Kohlmann first connected with Project Peanut Butter in 2016 while working for Washington University as a field research coordinator in Ghana and then in Malawi. There, she saw firsthand how effective food therapy can help kids grow and stay healthy.
Project Peanut Butter uses ready-to-use therapeutic food (RUTF) — a protein-rich, peanut butter-like paste that can be employed in homes — as an affordable treatment for malnutrition. RUTF has higher success rates than traditional milk-based formulas and has been instrumental in Kohlmann’s work. For her efforts, Kohlmann received a 2019 Forward Under 40 Award from the Wisconsin Alumni Association.
Kohlmann is now in Germany finishing her master’s degree in international health at Heidelberg University. She is studying how the maternal diet at the time of conception can influence children’s susceptibility to certain diseases in adulthood. In the future, she plans to resume her research in the field of acute malnutrition and is considering pursuing a Ph.D.
What have you learned about addressing malnutrition from your research and work?
There is a common misconception that acute malnutrition in children is caused primarily by famine or humanitarian emergencies. But actually, malnutrition is primarily a condition of poverty. Children are especially vulnerable because of a combination of social and economic factors that are exacerbated during times of acute hardship. Of the millions of children who have severe malnutrition, only 20–25% of them are able to access treatment. One of the ways to make treatment more accessible and affordable is through local RUTF production.

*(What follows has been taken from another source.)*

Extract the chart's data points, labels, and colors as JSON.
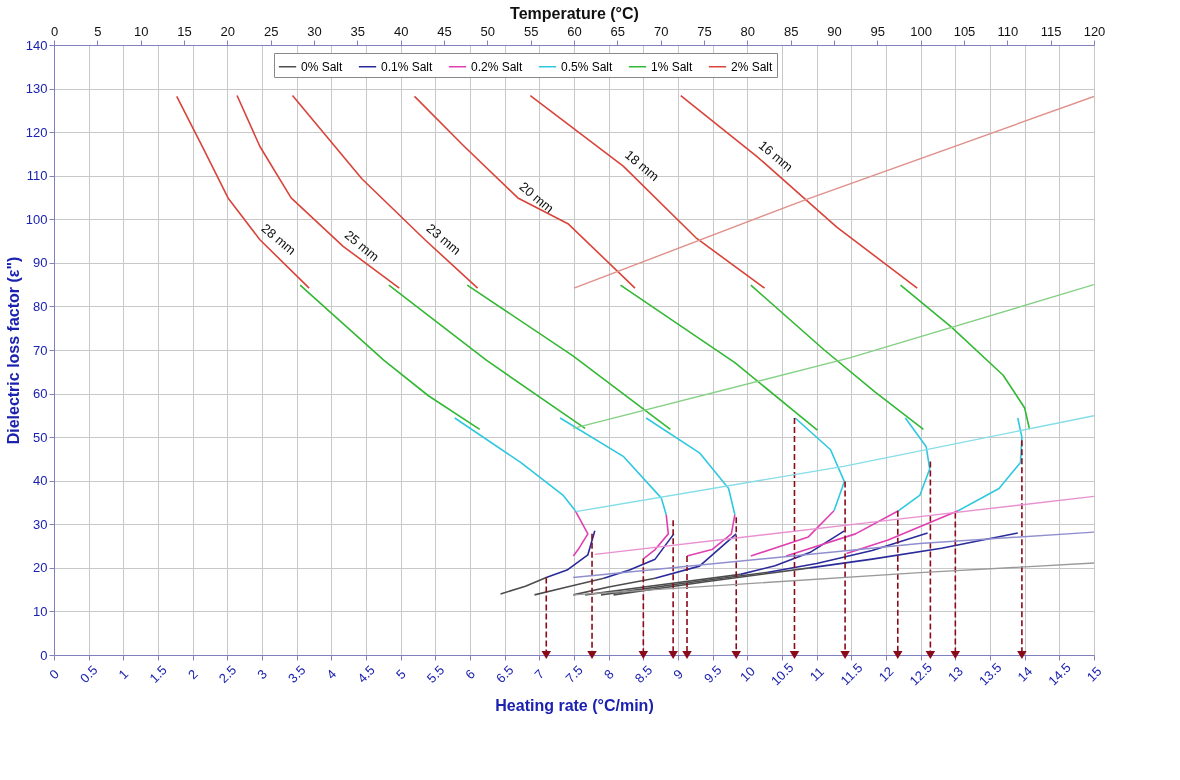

Our project in Ghana was to evaluate locally produced alternative RUTF in a clinical equivalency trial. My work has taught me the importance of cooperation in approach- ing these immense global health challenges. Our project would not have been possible without our collaborators at the University of Ghana and Ghana Health Service. Future projects and programs need to leverage these kinds of partnerships and to be designed with complex societal and economic situations in mind.
What are some other steps that need to be taken to solve global health issues?
Children today are more likely to live through infancy, to survive past the age of five, and to be given the opportunity to lead healthy lives than ever before. However, this progress has been uneven, and large inequalities between and within countries still exist. I think that we are finally acknowledging the complexities of addressing global public health problems. We’re recognizing that the health impacts of climate change, discrimination, and extremism are relevant to people from across the globe but have the greatest effect on the most impoverished and marginalized people, whether they live in Chicago or rural Malawi. And these types of huge challenges require a global response that focuses on reaching the most vulnerable people regardless of where they live.
What motivates you to help children in need?
It’s easy to stay motivated when you’ve seen how acutely malnourished children change as they recover. When a child begins to recover, a light comes back into her eyes. With every visit, she has more energy to smile, to laugh, and to cry. The people on the front lines of fighting against malnutrition also motivate me, especially clinic nurses who work hard in demanding conditions to give children the best possible futures. The sacrifices mothers make for their children also resonate with me and inspire me to use my talents to help children have healthy futures.